WHISKY HISTORY: TEMPERANCE

Scotland’s flirtation with prohibition

In the last issue of Unfiltered, we looked at the winners and losers in the world of Scotch from the Prohibition era in the United States. While we never had a period here when alcohol was made illegal, the ‘Temperance’ movement had a huge impact – at least in certain places

WORDS: GAVIN D. SMITH

The term ‘prohibition’ usually conjures up images of Chicago ‘speakeasies’, ‘bootleggers’ and press photographs of revenue officers smashing open casks of illegal alcohol. However, prohibition was far from being just a US phenomenon, and had been around for a very long time before the US introduced it in 1920, courtesy of the Volstead Act.

The earliest recorded imposition of prohibition took place during the Chinese Xia Dynasty (2070 BC-1600 BC) where the ruler, Yu the Great, banned alcohol across his kingdom. Rather more recently, Iceland became the first European country to adopt prohibition in 1915, followed by Norway in 1916 and Finland during 1919. Meanwhile, as Britain had become increasingly industrialised during the 19th century, the problem of drunkenness and its effects on families was magnified by swelling urban populations, with the British Association for the Promotion of Temperance (BAPT) being formed in 1835. One of its proponents was Scotsman James Stirling of Bearsden, near Glasgow. BAPT promoted abstinence from spirits, but did not object to the consumption of beer or wine.

However, Britain’s first temperance society had actually been established on 5th October 1829 by another pair of Scots, landowner John Dunlop and his aunt Lilias Graham. It was named the Glasgow and West of Scotland Temperance Society. The first meeting took place in Greenock, but Dunlop soon turned his attention to Maryhill, Glasgow, which at that time boasted 23 pubs, or one for every 57 residents!

Like the BAPT, Dunlop was particularly concerned with abstinence from spirits, especially whisky, while considering wine and beer acceptable refreshments. Gradually, however, more radical ideas of total abstinence from alcohol gained traction, and it has been estimated that by 1900, 10 percent of the adult population of the United Kingdom were teetotallers.

SCOTLAND'S PROHIBITION

If Maryhill was well supplied with alcohol, it was nothing compared to the situation in the Caithness fishing port of Wick, which experienced its very own period of prohibition, as did Kilsyth, Kirkintilloch and Lerwick.

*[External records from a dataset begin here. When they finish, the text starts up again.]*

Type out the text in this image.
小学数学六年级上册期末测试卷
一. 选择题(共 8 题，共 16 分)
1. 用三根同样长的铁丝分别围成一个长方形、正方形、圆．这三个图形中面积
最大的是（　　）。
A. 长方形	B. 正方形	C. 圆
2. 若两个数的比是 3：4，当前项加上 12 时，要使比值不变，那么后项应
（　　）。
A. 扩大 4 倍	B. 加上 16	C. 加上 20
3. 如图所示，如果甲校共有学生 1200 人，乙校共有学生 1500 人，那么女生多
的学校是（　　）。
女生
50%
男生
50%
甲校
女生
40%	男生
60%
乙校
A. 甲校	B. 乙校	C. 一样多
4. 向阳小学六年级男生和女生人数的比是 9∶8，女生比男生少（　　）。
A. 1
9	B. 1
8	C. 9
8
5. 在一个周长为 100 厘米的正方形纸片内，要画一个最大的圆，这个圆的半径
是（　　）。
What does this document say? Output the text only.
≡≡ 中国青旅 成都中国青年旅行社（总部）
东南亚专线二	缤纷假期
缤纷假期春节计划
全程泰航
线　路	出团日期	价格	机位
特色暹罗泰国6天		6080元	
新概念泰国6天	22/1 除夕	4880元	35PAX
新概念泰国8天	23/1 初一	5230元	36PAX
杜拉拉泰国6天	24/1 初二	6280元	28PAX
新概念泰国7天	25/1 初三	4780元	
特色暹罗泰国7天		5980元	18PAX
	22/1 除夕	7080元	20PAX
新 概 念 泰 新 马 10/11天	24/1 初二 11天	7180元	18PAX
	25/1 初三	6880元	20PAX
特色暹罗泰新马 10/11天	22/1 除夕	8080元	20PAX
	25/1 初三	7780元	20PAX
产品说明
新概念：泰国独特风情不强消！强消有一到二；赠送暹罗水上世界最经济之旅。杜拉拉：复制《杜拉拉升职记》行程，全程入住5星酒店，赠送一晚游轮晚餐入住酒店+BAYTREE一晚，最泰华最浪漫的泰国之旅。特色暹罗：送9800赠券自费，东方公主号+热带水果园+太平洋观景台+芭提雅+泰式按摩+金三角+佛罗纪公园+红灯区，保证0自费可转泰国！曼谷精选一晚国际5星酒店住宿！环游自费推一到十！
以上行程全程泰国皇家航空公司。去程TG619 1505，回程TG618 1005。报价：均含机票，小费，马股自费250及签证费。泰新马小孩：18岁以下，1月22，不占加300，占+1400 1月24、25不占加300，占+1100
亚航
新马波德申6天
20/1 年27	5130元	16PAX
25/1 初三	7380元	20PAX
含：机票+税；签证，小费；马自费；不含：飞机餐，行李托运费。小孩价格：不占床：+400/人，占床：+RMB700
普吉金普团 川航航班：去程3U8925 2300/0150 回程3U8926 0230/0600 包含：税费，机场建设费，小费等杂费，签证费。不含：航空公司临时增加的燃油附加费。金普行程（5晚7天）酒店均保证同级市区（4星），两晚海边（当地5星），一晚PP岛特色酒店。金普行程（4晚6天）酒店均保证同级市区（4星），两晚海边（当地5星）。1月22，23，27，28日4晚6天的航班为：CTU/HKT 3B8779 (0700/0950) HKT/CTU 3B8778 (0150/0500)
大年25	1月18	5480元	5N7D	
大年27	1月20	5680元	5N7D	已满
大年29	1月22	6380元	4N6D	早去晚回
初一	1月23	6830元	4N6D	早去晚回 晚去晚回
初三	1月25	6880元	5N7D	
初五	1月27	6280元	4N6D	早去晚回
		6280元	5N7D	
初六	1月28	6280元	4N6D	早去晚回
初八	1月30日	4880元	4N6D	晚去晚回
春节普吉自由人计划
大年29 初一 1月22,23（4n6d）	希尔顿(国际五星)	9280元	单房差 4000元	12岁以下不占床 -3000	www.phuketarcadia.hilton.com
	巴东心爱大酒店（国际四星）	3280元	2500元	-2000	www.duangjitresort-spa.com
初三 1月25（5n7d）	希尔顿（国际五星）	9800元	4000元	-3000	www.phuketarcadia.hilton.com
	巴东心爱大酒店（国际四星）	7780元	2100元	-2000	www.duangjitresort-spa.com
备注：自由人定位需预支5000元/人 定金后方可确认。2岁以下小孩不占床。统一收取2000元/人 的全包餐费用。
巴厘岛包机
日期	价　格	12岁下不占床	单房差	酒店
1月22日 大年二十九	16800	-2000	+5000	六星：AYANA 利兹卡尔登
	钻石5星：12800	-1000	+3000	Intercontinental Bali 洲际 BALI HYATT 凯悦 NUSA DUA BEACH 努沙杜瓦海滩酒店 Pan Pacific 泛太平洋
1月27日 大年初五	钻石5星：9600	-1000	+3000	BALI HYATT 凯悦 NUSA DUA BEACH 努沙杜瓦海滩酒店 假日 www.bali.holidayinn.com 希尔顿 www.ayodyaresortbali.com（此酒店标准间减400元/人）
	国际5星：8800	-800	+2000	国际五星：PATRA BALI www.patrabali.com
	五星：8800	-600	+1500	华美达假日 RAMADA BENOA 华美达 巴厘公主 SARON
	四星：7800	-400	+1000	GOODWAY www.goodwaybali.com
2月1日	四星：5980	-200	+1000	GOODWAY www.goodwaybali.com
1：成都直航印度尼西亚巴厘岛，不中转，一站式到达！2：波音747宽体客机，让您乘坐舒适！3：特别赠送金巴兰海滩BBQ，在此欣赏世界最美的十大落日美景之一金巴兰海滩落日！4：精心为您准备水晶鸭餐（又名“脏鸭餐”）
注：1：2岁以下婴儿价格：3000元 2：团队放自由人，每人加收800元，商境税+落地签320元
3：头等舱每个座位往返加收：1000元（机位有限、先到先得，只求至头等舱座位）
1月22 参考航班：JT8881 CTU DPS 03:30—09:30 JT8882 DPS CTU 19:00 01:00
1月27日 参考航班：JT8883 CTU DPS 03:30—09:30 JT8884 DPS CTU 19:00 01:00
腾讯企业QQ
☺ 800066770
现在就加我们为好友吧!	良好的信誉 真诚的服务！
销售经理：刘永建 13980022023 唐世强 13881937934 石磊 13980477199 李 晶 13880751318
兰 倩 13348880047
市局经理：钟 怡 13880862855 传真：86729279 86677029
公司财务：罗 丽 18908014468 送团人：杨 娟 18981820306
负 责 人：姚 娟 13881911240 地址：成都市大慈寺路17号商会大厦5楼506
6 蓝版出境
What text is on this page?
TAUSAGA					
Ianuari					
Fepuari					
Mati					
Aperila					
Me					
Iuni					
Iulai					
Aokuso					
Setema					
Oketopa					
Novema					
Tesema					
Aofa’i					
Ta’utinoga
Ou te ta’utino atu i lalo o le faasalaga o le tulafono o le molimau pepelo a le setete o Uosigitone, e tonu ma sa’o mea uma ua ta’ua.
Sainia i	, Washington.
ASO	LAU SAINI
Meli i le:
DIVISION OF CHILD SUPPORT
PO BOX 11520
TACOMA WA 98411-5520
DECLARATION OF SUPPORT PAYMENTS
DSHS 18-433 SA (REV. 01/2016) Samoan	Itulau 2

As one of the world’s leading herring ports during the 19th and early 20th centuries, Wick became associated with drunkenness and violence among some of the fishermen and transient workers who followed the herring fishing fleet through the summer season.

Writing in 1840, the Rev. Charles Thomson noted that: “The herring fishing has increased wealth, but also wickedness...There is a great consumption of spirits, there being 22 public houses in Wick and 23 in Pulteneytown...Seminaries of Satan and Belial.” Indeed, it has been estimated that in excess of 800 gallons of whisky – or some 5,000 bottles – were being consumed each week!

Sails drying at Wick Harbourfront. Copyright the Wick Society Johnston Collection

Illicit still, copyright the Wick Society Johnston Collection

Not surprisingly, many local people came to support the cause of temperance, and as the late Caithness historian Iain Sutherland wrote in Vote No Licence: “For a quarter of a century, between 28th May 1922 and 28th May 1947, there were no public houses or licensed grocers in Wick open for the sale of alcohol to the public. They had been closed as the result of an election which had been held on 10th December 1920, under the terms of the Temperance (Scotland) Act of 1913.”

Illicit drinking dens – the Wickers’ equivalent of the New York and Chicago ‘speakeasy’ – sprang up, along with at least two illicit stills. According to Sutherland: “One, at Hill of Newton, was operated by Willag Thomson in conjunction with his uncle and cousin, and the trio even grew their own barley for the whisky they produced.

“The customers were uncritical of quality, although this varied considerably according to the brew and vintage, which was usually measured in days or weeks.”

By the time prohibition was repealed in Wick during 1947 the herring fishing industry around the Scottish coast had all but disappeared. Consequently, the problems caused by excessive drinking were no worse in Wick than anywhere else in Scotland.

Having closed in 1930, Wick’s Pulteney distillery reopened for business four years after the end of the burgh’s period of prohibition, providing a more consistent and mature spirit than that concocted by Willag Thomson and his family.